Rue huffed. “Got your message by the way. Thanks for running off without telling me right after everything goes to crap. An e-letter? Really? You couldn’t have called?”
“Sorry. I was already at the portal and…” She shook her head.
“So what happened? I thought you were going to their world to drown your sorrows.”
“I was. Then I found him.”
“Shocking. Beautiful woman gets drunk, goes to their world, comes home with a man. How unexpected.”
“I don’t think it’s that unexpected,” Alexa replied, completely missing Rue’s apparent sarcasm.
Rue rolled her eyes. “Kids. Well, we have to do something. We can’t let Christmas be ruined.” She glanced at me, then back to Alexa. “You’re sure? You want him? I mean, you think he can do it?”
Still standing between the two women, I now turned my head back to Alexa, like watching a tennis match. Something I’d never done.
She nodded firmly, which raised my spirits a bit.
I was glad she had so much faith in me, even though she barely knew me.
“I do. And I also do.”
“Save your I do’s for in a bit. First we need to get everything together. Were you followed?”
“Followed by what?”
“If I knew, we probably wouldn’t be having this conversation, we’d be rescuing your dad from them. But seeing as how we only have twelve days, we can’t take that risk. We still need to gather all the elves, find eight more reindeer, get the workshops working again, build a sleigh…” She shook her head sadly. “Ugh. We’ve got so much work to do. And so little time.”
Alexa walked over to Rue and put an arm around her shoulder, so that they were now both facing me. “Don’t worry Rue, I’m confident Nicholas will help us do all that, with plenty of time to spare. He won’t let Christmas be ruined.” She looked at me. “Will you?”
The way she gazed at me, so earnestly, I didn’t want to let her down.
Also I had to admit, I was quite excited about marrying her, and finding out what the consummation would be. “No,” I said as confidently as I could. Which actually sounded pretty goddamn confident.
Maybe too confident. “I won’t. We’ll do this. We’ll save Christmas.”
“Great,” Rue said, unenthusiastically. “Well, take off your clothes then.”
8
I stood in my boxers as Rue sized me up.
She was measuring me for the outfit I would be wearing to get married to Alexa in.
This is why I avoided one-night stands. Though they didn’t usually end up in marriage, they did usually end up as a relationship.
Alexa was not here, as apparently she wasn’t supposed to see me before the wedding.
Which was going to be in a few minutes anyway. “If the wedding is so soon how are you going to make a suit for me in the time we have?”
“Eh, Earthers.
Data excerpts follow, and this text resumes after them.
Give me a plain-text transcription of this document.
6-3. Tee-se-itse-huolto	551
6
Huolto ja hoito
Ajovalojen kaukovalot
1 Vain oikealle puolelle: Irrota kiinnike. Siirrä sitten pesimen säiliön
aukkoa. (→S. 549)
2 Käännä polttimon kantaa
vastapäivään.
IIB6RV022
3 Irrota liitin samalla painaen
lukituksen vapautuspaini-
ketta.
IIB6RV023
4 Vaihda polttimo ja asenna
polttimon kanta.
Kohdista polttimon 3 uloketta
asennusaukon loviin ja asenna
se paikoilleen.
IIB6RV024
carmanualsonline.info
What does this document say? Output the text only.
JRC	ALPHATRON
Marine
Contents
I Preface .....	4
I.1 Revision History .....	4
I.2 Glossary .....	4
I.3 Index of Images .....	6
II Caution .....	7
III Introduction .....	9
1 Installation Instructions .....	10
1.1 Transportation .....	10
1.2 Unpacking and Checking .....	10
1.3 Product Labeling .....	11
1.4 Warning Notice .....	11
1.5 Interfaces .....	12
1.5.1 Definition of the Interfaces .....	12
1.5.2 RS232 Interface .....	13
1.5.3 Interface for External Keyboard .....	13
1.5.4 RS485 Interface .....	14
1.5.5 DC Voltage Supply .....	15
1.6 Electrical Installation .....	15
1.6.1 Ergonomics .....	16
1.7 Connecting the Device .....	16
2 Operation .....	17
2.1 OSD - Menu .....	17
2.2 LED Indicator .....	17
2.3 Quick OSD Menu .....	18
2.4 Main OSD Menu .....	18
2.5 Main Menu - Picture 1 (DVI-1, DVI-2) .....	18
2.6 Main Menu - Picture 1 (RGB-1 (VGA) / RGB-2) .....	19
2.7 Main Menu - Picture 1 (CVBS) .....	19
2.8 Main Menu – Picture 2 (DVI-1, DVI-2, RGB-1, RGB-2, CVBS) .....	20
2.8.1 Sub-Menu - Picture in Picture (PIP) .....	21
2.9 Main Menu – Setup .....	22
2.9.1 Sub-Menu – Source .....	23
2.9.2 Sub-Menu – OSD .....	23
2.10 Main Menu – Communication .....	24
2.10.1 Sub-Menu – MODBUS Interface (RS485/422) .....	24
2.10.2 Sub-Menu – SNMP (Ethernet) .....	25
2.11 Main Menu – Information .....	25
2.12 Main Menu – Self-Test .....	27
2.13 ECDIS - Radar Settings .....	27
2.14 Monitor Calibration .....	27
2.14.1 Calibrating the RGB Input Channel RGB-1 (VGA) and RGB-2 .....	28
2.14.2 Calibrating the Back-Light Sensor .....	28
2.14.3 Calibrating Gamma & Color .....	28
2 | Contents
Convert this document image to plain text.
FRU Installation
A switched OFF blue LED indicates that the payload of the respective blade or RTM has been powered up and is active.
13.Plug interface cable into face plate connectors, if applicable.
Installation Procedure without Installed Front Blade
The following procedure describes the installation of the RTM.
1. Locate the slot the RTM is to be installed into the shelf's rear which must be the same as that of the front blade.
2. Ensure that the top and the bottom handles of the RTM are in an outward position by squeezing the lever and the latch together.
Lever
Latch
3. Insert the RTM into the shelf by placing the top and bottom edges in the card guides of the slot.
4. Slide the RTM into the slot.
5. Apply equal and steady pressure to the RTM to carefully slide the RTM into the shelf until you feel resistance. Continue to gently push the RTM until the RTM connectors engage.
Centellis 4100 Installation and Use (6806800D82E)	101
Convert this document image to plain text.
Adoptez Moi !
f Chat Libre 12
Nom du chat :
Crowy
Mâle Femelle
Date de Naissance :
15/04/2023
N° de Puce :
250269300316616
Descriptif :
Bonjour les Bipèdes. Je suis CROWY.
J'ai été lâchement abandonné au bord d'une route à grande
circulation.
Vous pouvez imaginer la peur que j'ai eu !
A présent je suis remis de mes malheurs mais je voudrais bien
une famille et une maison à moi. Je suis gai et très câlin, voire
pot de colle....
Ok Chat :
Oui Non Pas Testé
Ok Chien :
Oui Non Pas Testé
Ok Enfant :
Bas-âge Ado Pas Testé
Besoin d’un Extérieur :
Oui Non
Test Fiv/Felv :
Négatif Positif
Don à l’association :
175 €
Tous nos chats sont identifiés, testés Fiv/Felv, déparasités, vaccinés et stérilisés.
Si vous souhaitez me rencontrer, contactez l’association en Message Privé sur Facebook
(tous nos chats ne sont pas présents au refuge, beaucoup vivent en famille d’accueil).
You think so small. You have such limited scopes.”
“Such limited scopes?”
She didn’t answer me. Not unlike Alexa in that way.
Instead she circled me, hand on her chin, elbow resting in the crook of her arm that was crossed over her body, studying my body.
“Hmm.”
She continued walking around me for three more rotations.
It was starting to make me dizzy.
“Right,” she said finally. “Okay, wait here, I’ll go make your suit.”
“You know I already have a Santa costume. If I’d known I was getting married to Santa Claus’s daughter, I could’ve brought it. Seems fitting.” Unable to help myself, I added, “And it already fits.”